What Are Laminate Countertops?

Formica, the company, invented laminate countertops as a reasonably durable alternative to heavy, expensive stone tops. Formica soon became the unofficial name for any laminate-like countertop. The basic construction of laminate has remained the same since its inception. Layers of kraft paper, plastic resins and protective resins are pressed together and heated to form a thin and durable decorative layer. That layer is then adhered to a solid substrate to create a functional surface.

Pros

  • Color and design options. Today’s laminates boast vast amounts of color and design options.
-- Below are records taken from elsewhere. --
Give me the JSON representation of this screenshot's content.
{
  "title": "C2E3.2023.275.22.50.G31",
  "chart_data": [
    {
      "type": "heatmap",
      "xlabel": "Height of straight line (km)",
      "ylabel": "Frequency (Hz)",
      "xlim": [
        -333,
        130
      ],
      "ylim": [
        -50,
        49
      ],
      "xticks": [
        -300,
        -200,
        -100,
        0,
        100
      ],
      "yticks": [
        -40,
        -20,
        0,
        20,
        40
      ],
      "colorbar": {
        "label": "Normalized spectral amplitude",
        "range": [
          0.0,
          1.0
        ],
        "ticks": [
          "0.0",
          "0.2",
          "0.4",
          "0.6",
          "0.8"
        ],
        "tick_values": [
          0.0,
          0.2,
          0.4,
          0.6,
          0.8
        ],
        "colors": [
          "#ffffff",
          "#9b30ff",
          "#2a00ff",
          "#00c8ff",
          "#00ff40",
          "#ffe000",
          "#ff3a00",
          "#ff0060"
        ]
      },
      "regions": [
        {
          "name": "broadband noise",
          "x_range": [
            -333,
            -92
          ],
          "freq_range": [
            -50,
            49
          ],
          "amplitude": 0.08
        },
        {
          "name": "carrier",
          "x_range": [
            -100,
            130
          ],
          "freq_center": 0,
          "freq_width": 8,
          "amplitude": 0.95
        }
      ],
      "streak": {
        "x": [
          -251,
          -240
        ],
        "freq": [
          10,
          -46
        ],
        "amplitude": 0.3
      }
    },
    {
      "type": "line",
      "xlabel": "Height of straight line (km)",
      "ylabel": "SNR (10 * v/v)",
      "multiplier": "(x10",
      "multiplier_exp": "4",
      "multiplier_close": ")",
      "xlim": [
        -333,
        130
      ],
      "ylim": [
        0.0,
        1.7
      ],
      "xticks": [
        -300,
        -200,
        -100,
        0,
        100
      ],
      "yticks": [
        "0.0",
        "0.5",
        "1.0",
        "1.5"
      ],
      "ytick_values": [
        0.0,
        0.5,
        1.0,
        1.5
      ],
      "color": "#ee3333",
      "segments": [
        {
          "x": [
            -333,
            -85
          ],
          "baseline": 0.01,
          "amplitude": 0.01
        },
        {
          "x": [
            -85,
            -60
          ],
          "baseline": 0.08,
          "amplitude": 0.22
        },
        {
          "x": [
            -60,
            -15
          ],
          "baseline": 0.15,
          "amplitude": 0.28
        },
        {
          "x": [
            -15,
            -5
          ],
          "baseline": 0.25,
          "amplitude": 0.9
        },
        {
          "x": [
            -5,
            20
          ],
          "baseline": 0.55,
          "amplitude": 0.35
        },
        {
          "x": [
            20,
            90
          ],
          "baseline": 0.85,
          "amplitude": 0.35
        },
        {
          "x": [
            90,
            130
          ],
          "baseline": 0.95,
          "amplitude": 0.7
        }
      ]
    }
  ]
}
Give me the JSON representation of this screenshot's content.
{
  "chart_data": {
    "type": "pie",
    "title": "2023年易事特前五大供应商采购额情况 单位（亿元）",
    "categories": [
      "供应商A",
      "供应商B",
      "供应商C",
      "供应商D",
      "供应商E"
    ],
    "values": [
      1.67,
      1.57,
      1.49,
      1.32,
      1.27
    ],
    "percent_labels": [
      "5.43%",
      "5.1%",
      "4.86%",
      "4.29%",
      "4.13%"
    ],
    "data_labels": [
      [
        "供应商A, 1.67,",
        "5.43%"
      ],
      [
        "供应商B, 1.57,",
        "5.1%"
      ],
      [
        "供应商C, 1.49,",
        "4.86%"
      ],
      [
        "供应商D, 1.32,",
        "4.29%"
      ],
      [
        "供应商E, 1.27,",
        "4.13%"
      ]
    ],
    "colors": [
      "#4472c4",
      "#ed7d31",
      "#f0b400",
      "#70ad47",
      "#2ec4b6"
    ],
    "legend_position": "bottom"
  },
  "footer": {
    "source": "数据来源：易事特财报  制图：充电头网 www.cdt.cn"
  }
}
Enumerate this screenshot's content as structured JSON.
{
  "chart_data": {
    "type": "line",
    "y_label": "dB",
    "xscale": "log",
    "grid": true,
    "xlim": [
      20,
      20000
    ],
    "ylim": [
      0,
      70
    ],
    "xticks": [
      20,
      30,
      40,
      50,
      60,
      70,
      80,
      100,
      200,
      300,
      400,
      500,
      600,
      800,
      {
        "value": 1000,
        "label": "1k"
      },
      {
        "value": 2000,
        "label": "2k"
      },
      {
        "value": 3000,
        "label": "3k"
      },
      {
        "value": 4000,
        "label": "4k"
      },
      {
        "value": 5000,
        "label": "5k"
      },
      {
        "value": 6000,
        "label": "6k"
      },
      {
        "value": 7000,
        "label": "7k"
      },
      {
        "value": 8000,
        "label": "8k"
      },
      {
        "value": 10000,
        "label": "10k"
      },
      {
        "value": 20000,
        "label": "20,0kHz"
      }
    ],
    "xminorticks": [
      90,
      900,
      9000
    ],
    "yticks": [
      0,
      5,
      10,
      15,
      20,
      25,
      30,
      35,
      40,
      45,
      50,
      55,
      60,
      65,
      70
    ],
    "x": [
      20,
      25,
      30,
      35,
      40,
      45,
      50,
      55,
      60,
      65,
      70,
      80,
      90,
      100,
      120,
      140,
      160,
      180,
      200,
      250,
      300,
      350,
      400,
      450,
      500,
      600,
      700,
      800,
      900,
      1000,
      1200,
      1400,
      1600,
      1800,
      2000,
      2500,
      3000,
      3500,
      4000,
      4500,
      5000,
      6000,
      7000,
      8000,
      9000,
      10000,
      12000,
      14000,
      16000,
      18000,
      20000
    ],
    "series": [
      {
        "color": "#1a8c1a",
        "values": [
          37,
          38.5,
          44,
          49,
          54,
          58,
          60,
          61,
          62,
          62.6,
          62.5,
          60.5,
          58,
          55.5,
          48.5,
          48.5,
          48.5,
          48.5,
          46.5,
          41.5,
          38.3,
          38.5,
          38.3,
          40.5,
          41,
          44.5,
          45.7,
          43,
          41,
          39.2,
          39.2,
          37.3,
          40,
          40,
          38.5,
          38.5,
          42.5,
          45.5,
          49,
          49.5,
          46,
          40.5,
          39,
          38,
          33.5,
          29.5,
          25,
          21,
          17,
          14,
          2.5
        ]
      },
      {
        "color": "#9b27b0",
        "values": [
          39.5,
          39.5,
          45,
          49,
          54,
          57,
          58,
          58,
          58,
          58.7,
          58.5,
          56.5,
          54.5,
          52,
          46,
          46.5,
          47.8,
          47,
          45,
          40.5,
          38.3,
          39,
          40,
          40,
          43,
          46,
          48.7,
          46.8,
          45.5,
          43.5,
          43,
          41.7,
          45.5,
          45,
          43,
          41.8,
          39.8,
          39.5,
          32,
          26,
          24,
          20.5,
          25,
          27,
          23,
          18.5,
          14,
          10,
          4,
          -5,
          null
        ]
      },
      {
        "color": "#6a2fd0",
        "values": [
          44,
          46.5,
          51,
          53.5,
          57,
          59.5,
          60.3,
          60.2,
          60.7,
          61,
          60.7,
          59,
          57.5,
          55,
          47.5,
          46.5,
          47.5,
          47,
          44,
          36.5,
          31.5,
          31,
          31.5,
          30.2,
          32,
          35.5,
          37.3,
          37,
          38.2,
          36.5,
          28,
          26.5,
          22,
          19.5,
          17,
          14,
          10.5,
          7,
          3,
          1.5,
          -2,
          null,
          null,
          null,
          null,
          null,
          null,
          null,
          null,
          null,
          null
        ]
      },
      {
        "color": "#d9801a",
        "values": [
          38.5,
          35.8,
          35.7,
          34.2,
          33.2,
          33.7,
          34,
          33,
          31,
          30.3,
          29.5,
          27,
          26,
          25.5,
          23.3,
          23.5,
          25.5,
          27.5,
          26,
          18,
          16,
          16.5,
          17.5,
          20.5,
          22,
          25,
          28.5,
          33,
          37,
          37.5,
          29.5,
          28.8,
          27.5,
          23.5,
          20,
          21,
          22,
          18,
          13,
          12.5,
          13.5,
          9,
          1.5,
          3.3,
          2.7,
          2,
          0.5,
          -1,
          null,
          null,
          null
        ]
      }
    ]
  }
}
They can resemble quartz, granite, marble or anything else from contemporary to classic.
  • Budget-friendly. Your remodeling budget will have room left for other items after purchasing laminate countertops.
  • Stain-resistant. Dirt and moisture won’t penetrate laminate’s non-porous surface, so stains aren’t likely to occur.
  • Maintenance-free. No sealing or special care is required to keep them protected and looking great.
  • DIY friendly. Straightforward installation procedures make laminate countertops a popular do-it-yourself project.

Cons

  • Resale value. The unfortunate truth is that, although today’s laminate is better than it was, it still has virtually no resale value. In fact, it may be a hindrance when selling your home.
  • Durability. Although laminate countertops have decent impact resistance, they’re vulnerable to heat damage and scratch easily. Moisture can penetrate seams and cause delamination.
  • Not repairable. Small scratches can be touched up with designated resin paint, but deep scratches and chips aren’t fixable. Temporary repairs are possible, but repaired spots will never function the same. If the layers begin to separate at the edges, the countertop will need to be replaced.
  • Lifespan. They have the shortest lifespan compared to other popular countertop materials.